What Phil means is that this high starting current shows the presence of a capacitor being rapidly charged.
The best way to understand transient-power-handling capability in a MOSFET is with its Effective Transient Thermal Impedance curves, or Thermal Response curves, as ON Semi calls them, see figure 13 for the ntf3055L. These are the manufacturer's way of presenting the thermal-mass of the MOSFET's die, where the heat is first generated, and the thermal resistance and mass of the metal frame the die is mounted on, where the heat travels on its way to your ambient. Personally, I don't find the SOA plots very useful for power MOSFETs, they're largely a holdover from power BJTs, where one ignores them at his peril.
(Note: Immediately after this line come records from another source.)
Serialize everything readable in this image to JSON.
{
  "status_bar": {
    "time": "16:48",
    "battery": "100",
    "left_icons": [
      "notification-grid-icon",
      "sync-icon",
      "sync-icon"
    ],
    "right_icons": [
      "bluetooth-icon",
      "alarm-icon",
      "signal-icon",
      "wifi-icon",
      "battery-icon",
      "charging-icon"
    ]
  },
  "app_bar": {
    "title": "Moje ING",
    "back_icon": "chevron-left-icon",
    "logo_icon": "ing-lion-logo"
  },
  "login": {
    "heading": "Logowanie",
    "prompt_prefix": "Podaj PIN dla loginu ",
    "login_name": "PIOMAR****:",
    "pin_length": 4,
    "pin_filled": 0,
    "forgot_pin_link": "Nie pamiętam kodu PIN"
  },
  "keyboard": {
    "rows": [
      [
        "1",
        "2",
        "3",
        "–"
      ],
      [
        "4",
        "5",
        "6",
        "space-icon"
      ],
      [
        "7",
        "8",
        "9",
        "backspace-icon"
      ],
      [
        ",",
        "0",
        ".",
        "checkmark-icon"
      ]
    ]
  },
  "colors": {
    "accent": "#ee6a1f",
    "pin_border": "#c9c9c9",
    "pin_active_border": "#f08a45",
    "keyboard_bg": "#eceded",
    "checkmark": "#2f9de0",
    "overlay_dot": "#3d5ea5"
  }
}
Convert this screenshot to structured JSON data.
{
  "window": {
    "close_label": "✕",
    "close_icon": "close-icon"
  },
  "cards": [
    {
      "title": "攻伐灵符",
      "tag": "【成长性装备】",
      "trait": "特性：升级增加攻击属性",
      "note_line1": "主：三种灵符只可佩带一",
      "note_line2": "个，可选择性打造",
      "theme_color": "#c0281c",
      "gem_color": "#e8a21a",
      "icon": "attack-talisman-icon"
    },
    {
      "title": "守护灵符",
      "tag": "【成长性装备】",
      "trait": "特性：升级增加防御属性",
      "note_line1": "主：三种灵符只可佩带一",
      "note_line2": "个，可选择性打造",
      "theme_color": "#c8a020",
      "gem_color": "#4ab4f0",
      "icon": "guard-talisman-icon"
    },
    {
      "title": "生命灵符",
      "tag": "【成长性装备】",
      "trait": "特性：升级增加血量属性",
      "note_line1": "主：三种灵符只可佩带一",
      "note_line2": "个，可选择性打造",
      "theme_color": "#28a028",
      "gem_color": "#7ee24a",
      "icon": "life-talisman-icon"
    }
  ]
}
When you first try to turn on the MOSFET it has the full supply voltage across the drain-source, even as it may be conducting extraordinarily-high currents from the drain-node capacitance. This means the instantaneous power dissipation may be very high. To use the Thermal Response curve you pick the time duration of the thermal event, for example 10us. For your ntf3055L108 the single-pulse curve goes through at a normalized value of 0.002, which we can multiply by the Thermal Resistance = 72C/W to get a value of 0.145 C/W for a 10us pulse. If we allow a junction- temperature rise of 150C (we'll assume a cool room-temp start), the maximum allowed power dissipation will be 150/0.145 = 1040 watts. This tells us 1kW for 10us would leave the junction at +175C, which is the maximum allowed, and we'd have to avoid any further power dissipation until the junction cooled down some.
Considering your measured 8A, which if at 12V, is 96 watts. The extrapolated single-pulse curve tells us you're allowed 3.2kW for 3.5us. Used another way, it tells us your junction temperature will increase by 96 * 72.3 * 0.002 / sqrt 10/3.5 = 8.2C, which is pretty safe!
As for Phil's at 9A for 100us, we get 9 * 12 * 72.3 * 0.0065 = 50C rise, which tells us we'd be still well below the maximum.